Run the code below to import the new modified data frame, then fit a complete model with **ALL interaction and quadratic** terms (it is not uncommon to add all interaction terms, but you usually wouldn't add all quadratic terms like this unless you had a good reason; we're just doing it here for the sake of the exercise).
```{r}
mtcars2 = as_tibble(read.csv( # first use base R read.csv, then convert to tibblex
row.names = 1, # row.names=1 means treat first column as row names
text = ",mpg,cyl,disp,hp # text='....' means use this string of text as the data
Mazda RX4,14.8,6,160,110
Mazda RX4 Wag,14.8,6,160,110
Datsun 710,14.5,4,108,93
Hornet 4 Drive,21.4,6,258,110
Hornet Sportabout,28.1,8,360,175
Valiant,15.7,6,225,105
Duster 360,23.7,8,360,245
Merc 240D,17.6,4,147,62
Merc 230,15.8,4,141,95
Merc 280,13.4,6,168,123
Merc 280C,12,6,168,123
Merc 450SE,17.8,8,276,180
Merc 450SL,18.7,8,276,180
Merc 450SLC,16.6,8,276,180
Cadillac Fleetwood,33.8,8,472,205
Lincoln Continental,32.1,8,460,215
Chrysler Imperial,33.7,8,440,230
Fiat 128,23.3,4,78.7,66
Honda Civic,21.3,4,75.7,52
Toyota Corolla,24.7,4,71.1,65
Toyota Corona,13.7,4,120,97
Dodge Challenger,20.7,8,318,150
AMC Javelin,19.1,8,304,150
Camaro Z28,21.7,8,350,245
Pontiac Firebird,33.2,8,400,175
Fiat X1-9,18.2,4,79,66
Porsche 914-2,18.2,4,120,91
Lotus Europa,21.8,4,95.1,113
Ford Pantera L,24.3,8,351,264
Ferrari Dino,12.9,6,145,175
Maserati Bora,18.6,8,301,335
Volvo 142E,13.6,4,121,109"
))
```
After importing the new mtcars data, repeat **all interpretation and prediction steps** of [discussion 9](https://karlrohe.github.io/340-Spring21/discussions/09/ds09.html). Specifically, answer the following questions:
1. What are the coefficient estimates and standard errors? Give an interpretation of **one of the new terms** added in this discussion.
> _**REPLACE TEXT WITH RESPONSE**_
2. What are the R² and adjusted R² for this model? Give an interpretation of both.

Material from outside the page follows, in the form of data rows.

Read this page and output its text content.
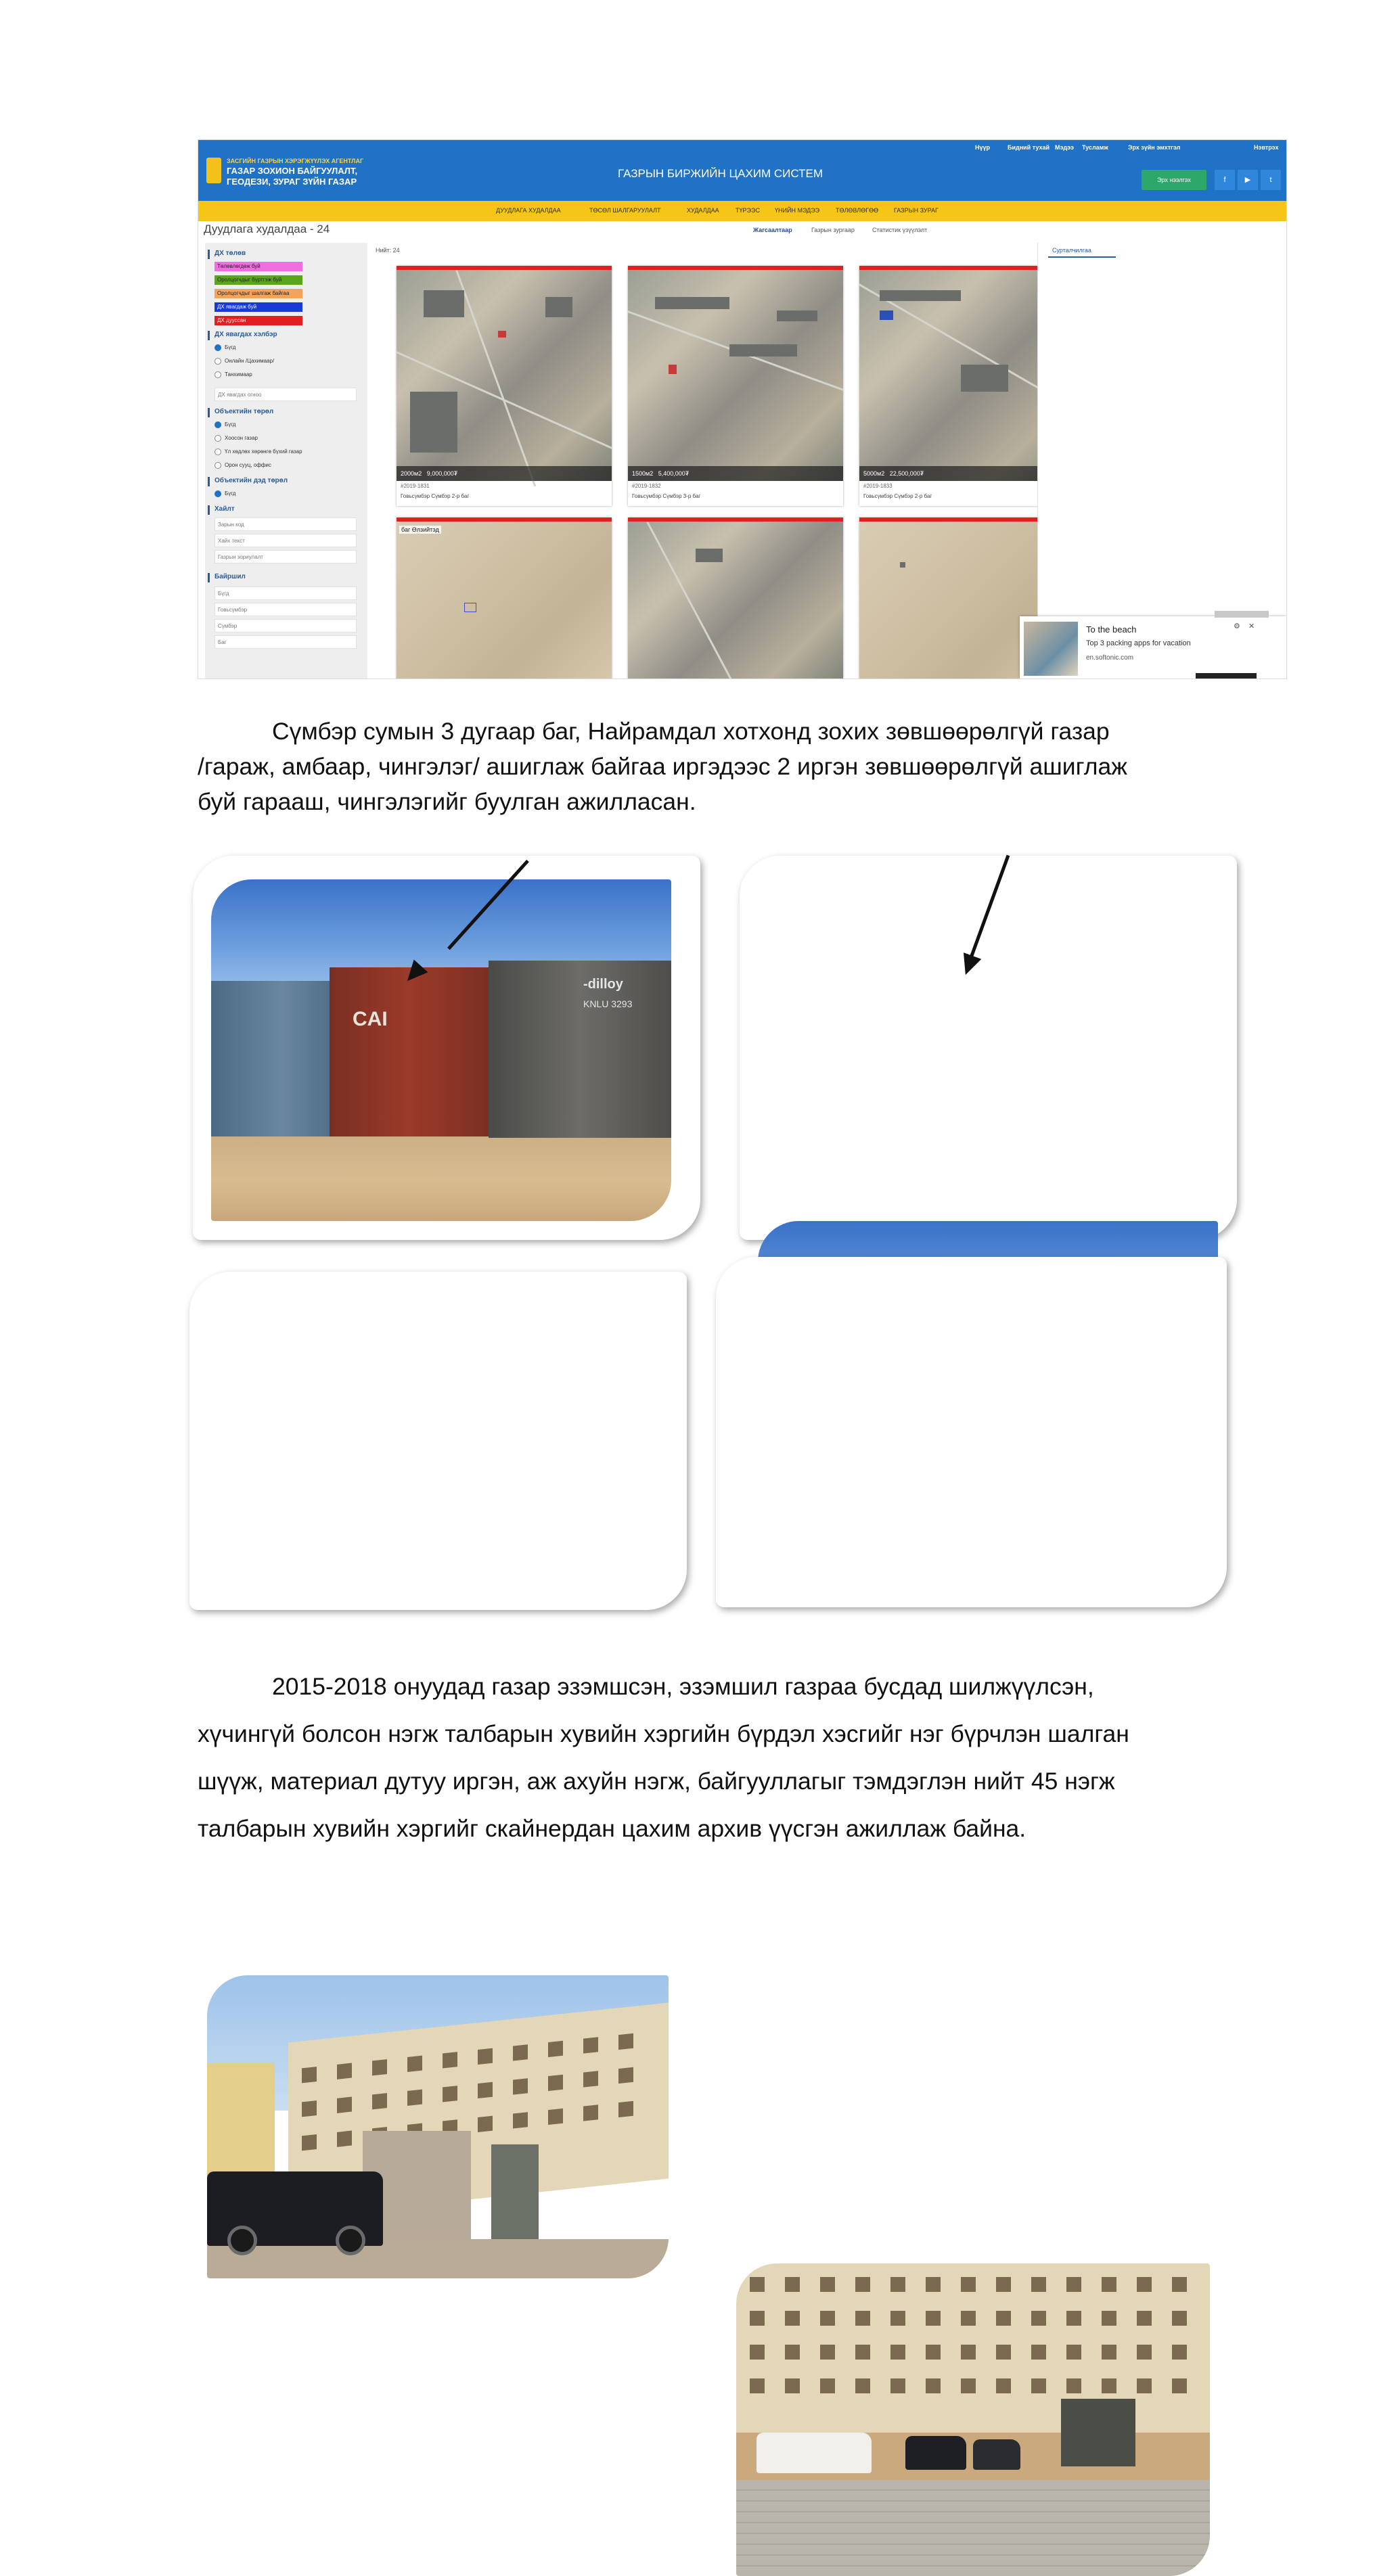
ЗАСГИЙН ГАЗРЫН ХЭРЭГЖҮҮЛЭХ АГЕНТЛАГ
ГАЗАР ЗОХИОН БАЙГУУЛАЛТ,
ГЕОДЕЗИ, ЗУРАГ ЗҮЙН ГАЗАР
ГАЗРЫН БИРЖИЙН ЦАХИМ СИСТЕМ
Нүүр	Бидний тухай Мэдээ Тусламж	Эрх зүйн эмхтгэл	Нэвтрэх
Эрх нээлгэх	f	▶	t
ДУУДЛАГА ХУДАЛДАА	ТӨСӨЛ ШАЛГАРУУЛАЛТ	ХУДАЛДАА	ТҮРЭЭС ҮНИЙН МЭДЭЭ	ТӨЛӨВЛӨГӨӨ	ГАЗРЫН ЗУРАГ
Дуудлага худалдаа - 24	Жагсаалтаар	Газрын зургаар	Статистик үзүүлэлт
ДХ төлөв
Төлөвлөгдөж буй
Оролцогчдыг бүртгэж буй
Оролцогчдыг шалгаж байгаа
ДХ явагдаж буй
ДХ дууссан
ДХ явагдах хэлбэр
Бүгд
Онлайн /Цахимаар/
Танхимаар
ДХ явагдах огноо
Объектийн төрөл
Бүгд
Хоосон газар
Үл хөдлөх хөрөнгө бүхий газар
Орон сууц, оффис
Объектийн дэд төрөл
Бүгд
Хайлт
Зарын код
Хайх текст
Газрын зориулалт
Байршил
Бүгд
Говьсүмбэр
Сүмбэр
Баг
Нийт: 24
2000м2 9,000,000₮
#2019-1831
Говьсүмбэр Сүмбэр 2-р баг
1500м2 5,400,000₮
#2019-1832
Говьсүмбэр Сүмбэр 3-р баг
5000м2 22,500,000₮
#2019-1833
Говьсүмбэр Сүмбэр 2-р баг
баг Өлзийтэд
Сурталчилгаа
To the beach
Top 3 packing apps for vacation
en.softonic.com
⚙ ✕
Сүмбэр сумын 3 дугаар баг, Найрамдал хотхонд зохих зөвшөөрөлгүй газар
/гараж, амбаар, чингэлэг/ ашиглаж байгаа иргэдээс 2 иргэн зөвшөөрөлгүй ашиглаж
буй гарааш, чингэлэгийг буулган ажилласан.
CAI
-dilloy
KNLU 3293
2015-2018 онуудад газар эзэмшсэн, эзэмшил газраа бусдад шилжүүлсэн,
хүчингүй болсон нэгж талбарын хувийн хэргийн бүрдэл хэсгийг нэг бүрчлэн шалган
шүүж, материал дутуу иргэн, аж ахуйн нэгж, байгууллагыг тэмдэглэн нийт 45 нэгж
талбарын хувийн хэргийг скайнердан цахим архив үүсгэн ажиллаж байна.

> _**REPLACE TEXT WITH RESPONSE**_
3. Give $95\%$ confidence intervals for all coefficients. Give an interpretation of **one of the new intervals**.
> _**REPLACE TEXT WITH RESPONSE**_
4. According to the model, what mileage would I expect on average with a car that has 6 cylinders, 200 displacement, and 120 horsepower? Be careful in your calculation with the interactions and quadratic terms.
> _**REPLACE TEXT WITH RESPONSE**_
## Submission
As usual, make sure the names of everyone who worked on this with you is included in the header of this document. Then, knit this document and submit both this file and the HTML output on Canvas under Assignments ⇒ Discussion 10.